One week later, a manager from another coffee shop told me some money had gone missing from the till. “I’m not saying it was you,” he said. The next day I was fired.

Name withheld by request Toronto

Cape Town remembered

your article trapped in jo’burg (NOW, September 6-12, 2001) was music to my ears. I’ve been to Jo’burg twice, in 1994 and 1998, and did part of my law degree at the U of Cape Town.

Last time I was there, I remember vividly the experience I had walking back and forth from downtown to the University of Witwatersrand. On one trip I was stopped five times by very polite “tourist guides/security,” all black and decked out in their yellow uniforms, who asked me, “Excuse me, sir, but where are you going?” Then they told me it was much too dangerous to walk.

In the end, I made it back and forth in one piece. From that incident and other experiences, I’ll never forget the twilight zone that most white South Africans live in behind the razor wire and “armed response” signs.

Richard Warman, Ottawa

No rights for non-believers

i have kept quiet about this for some time. However, the incessant repetition of making nice with all Canadians, of all religions, colours, etc, by our prime minister, has once again reminded me of an exclusionary and offensive section in our Constitution.
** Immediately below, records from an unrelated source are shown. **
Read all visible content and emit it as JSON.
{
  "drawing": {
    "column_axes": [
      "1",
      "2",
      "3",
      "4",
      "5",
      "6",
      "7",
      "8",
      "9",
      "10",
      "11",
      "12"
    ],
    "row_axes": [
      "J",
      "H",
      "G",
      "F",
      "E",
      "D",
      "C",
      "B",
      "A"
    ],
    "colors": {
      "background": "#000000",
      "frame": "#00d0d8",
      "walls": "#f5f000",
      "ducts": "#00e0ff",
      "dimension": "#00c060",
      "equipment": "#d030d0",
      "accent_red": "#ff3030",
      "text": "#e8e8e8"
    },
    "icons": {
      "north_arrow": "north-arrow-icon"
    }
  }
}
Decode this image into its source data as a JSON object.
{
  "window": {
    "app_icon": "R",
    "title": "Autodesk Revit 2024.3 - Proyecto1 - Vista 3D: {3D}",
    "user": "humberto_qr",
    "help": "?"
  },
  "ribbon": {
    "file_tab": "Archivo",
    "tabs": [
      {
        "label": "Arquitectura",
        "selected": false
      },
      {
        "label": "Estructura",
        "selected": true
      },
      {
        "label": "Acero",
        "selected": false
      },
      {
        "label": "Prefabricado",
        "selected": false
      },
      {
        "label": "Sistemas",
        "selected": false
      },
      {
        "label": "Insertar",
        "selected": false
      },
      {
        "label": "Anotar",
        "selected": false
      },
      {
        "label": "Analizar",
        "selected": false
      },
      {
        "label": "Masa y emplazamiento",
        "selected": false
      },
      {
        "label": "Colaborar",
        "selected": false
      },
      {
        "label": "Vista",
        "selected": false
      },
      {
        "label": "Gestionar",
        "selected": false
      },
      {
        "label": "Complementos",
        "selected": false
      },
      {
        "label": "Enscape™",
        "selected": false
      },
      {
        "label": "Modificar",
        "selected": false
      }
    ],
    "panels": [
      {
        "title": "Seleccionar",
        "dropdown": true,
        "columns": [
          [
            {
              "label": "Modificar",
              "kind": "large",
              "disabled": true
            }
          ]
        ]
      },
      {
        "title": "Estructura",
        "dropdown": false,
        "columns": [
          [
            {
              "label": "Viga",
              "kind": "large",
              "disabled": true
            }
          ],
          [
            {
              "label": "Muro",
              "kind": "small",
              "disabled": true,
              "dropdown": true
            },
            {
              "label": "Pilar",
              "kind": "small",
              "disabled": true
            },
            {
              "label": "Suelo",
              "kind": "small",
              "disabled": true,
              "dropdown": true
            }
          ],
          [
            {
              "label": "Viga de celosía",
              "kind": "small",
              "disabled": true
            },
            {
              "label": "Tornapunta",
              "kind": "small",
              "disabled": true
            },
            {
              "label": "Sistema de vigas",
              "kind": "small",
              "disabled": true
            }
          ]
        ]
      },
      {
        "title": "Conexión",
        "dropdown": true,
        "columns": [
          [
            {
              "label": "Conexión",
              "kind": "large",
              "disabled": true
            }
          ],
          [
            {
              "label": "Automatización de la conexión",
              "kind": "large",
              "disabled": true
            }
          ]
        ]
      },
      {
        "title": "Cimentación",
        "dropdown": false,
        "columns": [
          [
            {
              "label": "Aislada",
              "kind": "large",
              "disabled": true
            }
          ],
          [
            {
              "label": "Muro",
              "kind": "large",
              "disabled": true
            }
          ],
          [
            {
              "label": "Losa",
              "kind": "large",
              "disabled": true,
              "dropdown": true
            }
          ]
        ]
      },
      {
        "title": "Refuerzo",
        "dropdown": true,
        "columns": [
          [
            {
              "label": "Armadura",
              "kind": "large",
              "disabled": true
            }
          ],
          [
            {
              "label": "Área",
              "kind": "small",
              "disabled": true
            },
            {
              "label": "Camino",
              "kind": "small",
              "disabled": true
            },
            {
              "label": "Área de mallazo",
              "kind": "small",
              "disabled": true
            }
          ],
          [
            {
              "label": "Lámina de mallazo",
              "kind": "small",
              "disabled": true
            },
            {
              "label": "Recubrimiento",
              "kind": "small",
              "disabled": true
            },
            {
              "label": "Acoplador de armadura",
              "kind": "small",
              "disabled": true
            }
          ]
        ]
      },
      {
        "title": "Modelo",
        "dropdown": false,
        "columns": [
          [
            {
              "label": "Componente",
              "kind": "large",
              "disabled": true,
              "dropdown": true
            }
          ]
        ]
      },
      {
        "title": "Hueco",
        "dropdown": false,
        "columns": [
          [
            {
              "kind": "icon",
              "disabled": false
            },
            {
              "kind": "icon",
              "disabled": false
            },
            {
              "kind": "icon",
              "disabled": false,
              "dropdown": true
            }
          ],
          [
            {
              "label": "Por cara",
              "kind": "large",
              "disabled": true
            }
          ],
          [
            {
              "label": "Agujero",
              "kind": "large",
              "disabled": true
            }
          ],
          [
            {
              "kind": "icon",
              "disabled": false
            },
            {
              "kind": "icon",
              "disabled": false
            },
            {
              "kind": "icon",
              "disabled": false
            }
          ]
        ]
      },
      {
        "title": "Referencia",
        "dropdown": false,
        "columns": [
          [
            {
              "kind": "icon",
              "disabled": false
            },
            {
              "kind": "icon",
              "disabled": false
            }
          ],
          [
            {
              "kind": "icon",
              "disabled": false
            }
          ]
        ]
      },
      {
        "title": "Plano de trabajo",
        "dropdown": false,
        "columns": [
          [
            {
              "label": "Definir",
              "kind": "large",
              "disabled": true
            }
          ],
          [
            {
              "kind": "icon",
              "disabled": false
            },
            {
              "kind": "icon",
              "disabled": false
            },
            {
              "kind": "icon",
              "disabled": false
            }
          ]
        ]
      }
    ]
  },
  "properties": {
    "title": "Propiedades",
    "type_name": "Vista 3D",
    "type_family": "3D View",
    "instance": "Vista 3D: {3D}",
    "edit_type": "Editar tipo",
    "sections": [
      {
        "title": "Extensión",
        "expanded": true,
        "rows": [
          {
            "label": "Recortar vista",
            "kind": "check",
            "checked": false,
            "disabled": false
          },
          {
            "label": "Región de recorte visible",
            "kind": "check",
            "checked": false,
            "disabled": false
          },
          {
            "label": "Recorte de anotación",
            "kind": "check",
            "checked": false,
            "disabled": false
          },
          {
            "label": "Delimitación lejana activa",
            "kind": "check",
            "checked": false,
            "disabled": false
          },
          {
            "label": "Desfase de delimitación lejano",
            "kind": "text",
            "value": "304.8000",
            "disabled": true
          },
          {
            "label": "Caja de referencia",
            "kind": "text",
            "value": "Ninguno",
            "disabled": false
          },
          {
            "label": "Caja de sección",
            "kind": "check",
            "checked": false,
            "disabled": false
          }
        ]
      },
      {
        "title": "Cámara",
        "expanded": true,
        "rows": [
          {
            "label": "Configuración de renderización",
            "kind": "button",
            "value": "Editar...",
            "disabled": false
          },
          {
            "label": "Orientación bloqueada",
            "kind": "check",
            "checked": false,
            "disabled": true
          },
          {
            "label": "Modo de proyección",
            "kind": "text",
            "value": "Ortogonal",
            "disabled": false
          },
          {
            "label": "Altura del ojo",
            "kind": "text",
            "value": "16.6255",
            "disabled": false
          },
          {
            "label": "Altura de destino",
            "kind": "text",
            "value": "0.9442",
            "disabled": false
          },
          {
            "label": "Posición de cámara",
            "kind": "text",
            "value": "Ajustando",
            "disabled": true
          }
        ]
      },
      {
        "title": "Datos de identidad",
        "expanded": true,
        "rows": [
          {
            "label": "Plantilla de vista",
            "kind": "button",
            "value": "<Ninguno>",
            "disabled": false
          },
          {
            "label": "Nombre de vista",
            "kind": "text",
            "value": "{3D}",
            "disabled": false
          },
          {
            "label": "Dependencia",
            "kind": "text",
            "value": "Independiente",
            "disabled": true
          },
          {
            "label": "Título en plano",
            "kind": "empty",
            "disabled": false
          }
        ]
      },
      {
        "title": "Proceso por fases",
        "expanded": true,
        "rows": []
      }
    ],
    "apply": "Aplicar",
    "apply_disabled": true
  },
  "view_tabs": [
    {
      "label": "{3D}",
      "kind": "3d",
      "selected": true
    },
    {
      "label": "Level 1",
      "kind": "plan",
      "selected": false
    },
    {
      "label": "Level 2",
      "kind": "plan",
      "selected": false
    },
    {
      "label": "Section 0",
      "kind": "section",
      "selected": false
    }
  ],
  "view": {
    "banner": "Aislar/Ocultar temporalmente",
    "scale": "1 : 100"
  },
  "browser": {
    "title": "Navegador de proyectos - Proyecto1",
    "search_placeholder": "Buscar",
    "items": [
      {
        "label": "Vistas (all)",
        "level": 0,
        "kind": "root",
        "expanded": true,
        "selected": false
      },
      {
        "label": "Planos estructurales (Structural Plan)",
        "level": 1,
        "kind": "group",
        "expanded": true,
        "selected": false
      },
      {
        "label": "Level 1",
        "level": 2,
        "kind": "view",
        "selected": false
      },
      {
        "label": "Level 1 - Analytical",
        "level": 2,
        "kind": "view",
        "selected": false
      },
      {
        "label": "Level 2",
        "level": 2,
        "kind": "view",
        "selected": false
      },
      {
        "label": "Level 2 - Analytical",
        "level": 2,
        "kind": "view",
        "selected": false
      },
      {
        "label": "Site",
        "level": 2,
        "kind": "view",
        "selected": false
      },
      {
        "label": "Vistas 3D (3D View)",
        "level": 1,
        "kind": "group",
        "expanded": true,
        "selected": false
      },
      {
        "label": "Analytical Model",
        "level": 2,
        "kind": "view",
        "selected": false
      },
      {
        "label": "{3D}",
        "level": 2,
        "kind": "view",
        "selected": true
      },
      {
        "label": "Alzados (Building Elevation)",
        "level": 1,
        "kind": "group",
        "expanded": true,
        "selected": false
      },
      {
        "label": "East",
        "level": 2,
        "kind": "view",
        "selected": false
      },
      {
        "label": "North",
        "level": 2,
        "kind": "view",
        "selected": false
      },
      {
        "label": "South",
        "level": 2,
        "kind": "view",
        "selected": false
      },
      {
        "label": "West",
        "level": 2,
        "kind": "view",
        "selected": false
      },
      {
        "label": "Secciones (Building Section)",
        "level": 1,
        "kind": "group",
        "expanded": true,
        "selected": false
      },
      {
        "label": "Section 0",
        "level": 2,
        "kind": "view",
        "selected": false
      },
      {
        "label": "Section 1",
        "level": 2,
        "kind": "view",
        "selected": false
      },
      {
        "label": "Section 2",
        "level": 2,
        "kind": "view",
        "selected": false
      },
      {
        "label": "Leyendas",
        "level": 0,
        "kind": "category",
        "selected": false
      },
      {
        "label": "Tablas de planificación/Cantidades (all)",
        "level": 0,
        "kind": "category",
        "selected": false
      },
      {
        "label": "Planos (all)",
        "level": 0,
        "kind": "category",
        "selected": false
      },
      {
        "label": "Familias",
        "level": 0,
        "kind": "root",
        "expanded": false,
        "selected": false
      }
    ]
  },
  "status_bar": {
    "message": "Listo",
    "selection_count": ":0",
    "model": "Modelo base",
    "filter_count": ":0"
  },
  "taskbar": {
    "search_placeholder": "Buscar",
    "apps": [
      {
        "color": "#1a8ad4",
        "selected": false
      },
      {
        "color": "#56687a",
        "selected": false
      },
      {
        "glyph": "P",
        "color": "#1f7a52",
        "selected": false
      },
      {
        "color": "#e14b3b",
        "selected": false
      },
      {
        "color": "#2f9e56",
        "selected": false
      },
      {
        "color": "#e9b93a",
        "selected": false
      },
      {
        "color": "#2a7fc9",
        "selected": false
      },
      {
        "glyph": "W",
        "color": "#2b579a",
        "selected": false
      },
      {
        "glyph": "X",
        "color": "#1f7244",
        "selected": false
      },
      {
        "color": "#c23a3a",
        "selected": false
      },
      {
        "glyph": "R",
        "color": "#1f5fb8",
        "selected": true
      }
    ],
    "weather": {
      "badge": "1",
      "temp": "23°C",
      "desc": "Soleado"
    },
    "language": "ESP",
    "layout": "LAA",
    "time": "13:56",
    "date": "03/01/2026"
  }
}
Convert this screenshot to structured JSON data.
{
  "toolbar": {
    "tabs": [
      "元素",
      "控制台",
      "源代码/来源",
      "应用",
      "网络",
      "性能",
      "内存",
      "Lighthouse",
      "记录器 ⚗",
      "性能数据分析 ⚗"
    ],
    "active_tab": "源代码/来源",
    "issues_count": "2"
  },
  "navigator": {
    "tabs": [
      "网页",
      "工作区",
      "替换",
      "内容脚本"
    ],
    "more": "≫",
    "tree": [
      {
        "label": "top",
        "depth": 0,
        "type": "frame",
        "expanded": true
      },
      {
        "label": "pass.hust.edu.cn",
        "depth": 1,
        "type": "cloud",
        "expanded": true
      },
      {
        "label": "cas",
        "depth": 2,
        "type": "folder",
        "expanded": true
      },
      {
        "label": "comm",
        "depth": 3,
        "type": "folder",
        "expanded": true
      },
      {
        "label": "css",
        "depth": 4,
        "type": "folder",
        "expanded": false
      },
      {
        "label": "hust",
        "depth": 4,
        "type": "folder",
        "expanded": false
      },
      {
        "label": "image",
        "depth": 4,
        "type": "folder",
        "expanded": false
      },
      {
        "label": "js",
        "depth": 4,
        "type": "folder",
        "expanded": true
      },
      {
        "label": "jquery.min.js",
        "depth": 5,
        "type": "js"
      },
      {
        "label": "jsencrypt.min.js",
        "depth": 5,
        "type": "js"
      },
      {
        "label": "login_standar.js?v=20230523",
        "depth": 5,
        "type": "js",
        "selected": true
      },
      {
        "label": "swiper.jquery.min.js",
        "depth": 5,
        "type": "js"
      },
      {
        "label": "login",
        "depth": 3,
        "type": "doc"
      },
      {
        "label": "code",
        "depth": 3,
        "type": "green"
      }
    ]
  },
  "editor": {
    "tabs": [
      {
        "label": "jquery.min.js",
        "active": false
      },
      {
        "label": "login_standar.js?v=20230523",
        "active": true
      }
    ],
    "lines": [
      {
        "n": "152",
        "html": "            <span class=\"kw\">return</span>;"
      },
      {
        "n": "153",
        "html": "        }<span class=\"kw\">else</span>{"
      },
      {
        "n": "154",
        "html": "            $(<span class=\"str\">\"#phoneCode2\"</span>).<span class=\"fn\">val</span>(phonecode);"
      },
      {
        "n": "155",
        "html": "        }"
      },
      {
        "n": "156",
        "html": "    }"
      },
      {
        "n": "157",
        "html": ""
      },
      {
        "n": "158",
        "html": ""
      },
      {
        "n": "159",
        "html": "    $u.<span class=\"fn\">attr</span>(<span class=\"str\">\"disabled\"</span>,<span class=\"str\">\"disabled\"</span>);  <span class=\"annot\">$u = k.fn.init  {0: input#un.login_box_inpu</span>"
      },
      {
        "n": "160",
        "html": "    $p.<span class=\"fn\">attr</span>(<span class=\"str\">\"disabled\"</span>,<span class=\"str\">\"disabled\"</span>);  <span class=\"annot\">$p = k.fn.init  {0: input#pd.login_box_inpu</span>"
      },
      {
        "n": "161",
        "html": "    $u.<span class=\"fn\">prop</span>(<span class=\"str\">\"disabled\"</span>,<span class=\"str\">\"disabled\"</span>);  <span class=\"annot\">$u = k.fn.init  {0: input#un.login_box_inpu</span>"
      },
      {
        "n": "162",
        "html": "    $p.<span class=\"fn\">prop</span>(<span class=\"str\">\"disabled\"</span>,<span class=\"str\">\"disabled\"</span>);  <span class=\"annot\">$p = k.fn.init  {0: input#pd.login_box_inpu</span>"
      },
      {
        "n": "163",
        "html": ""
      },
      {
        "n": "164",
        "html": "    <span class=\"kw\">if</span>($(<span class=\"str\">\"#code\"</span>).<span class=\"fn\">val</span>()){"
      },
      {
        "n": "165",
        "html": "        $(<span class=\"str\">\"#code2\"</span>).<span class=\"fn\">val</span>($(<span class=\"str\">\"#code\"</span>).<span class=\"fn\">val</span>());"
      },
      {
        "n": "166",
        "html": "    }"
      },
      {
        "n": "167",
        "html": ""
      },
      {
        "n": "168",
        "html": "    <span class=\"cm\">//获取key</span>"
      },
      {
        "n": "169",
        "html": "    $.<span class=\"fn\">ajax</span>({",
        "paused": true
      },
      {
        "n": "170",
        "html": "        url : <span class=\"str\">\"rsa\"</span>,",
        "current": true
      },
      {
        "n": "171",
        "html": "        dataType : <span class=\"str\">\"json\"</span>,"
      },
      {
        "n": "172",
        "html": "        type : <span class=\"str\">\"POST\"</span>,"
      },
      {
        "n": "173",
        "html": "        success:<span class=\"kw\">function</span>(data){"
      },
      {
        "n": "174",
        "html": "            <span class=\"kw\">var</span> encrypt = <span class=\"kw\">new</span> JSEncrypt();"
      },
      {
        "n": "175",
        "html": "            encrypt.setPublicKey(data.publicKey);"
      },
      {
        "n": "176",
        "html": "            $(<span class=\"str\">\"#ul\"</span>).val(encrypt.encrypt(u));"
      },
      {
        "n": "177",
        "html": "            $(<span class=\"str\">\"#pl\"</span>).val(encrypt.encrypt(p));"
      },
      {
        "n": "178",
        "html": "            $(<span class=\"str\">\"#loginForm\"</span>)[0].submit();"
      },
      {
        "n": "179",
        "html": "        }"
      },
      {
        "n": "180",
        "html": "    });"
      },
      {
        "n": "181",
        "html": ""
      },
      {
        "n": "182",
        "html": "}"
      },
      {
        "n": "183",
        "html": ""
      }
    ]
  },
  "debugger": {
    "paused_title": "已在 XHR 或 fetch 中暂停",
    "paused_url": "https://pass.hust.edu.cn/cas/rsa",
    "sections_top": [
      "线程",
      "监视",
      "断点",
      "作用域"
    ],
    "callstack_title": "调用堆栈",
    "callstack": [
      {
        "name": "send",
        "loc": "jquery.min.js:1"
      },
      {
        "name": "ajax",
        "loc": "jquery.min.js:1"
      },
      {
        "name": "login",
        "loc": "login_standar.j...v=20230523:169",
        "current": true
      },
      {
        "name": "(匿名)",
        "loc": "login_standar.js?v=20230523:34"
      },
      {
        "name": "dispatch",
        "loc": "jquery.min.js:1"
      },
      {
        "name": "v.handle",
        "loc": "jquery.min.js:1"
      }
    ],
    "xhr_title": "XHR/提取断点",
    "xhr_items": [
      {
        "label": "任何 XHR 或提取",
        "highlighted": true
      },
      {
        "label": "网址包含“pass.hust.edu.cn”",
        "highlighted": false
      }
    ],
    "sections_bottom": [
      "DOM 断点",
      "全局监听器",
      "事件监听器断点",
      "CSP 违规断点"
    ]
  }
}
Our Charter blatantly declares in its preamble that Canada is founded on principles that recognize the supremacy of God.

This seemingly innocent addition to the Constitution Act effectively removes any non-believer from the protection of the rights and freedoms guaranteed to all other Canadians.

So when the prime minister goes on and on about the virtues of Canada, I always feel a little left out, for I belong to the only religiously identifiable group that is officially discriminated against in our own constitution.

Rolf Stiefel, Aurora

And so this is Christmas

merry christmas, son. we will be hearing the Beatles song about Christmas. Also, last night I heard Charlotte Church on PBS sing Imagine, a song that actually cancels out Christmas — you know, “and no religion, too.”

At the Peace Awards founding, former Beatle Sir Paul McCartney sang “Freedom.” Trouble is, we all have our own ideas of freedom.

Merry Christmas — that’s if you believe in Christmas. Peace. Shalom. Cheerio. God bless us all, whether we all deserve it or not, and may 2002 be good to you.

joseph william lea, Etobicoke

How we forget the old

re lou, where did you go? (NOW, November 15-21). Can’t Enzo Di Matteo visit him in the nursing home?

I’m sure he’d be happy to see him. Too many people who go into nursing homes get no visitors, and unfortunately, staff tend to abuse them. People don’t have much respect for those who are elderly. In this day and age, people are having a hard time even finding a job when they are over 45, let alone dealing with the elder years.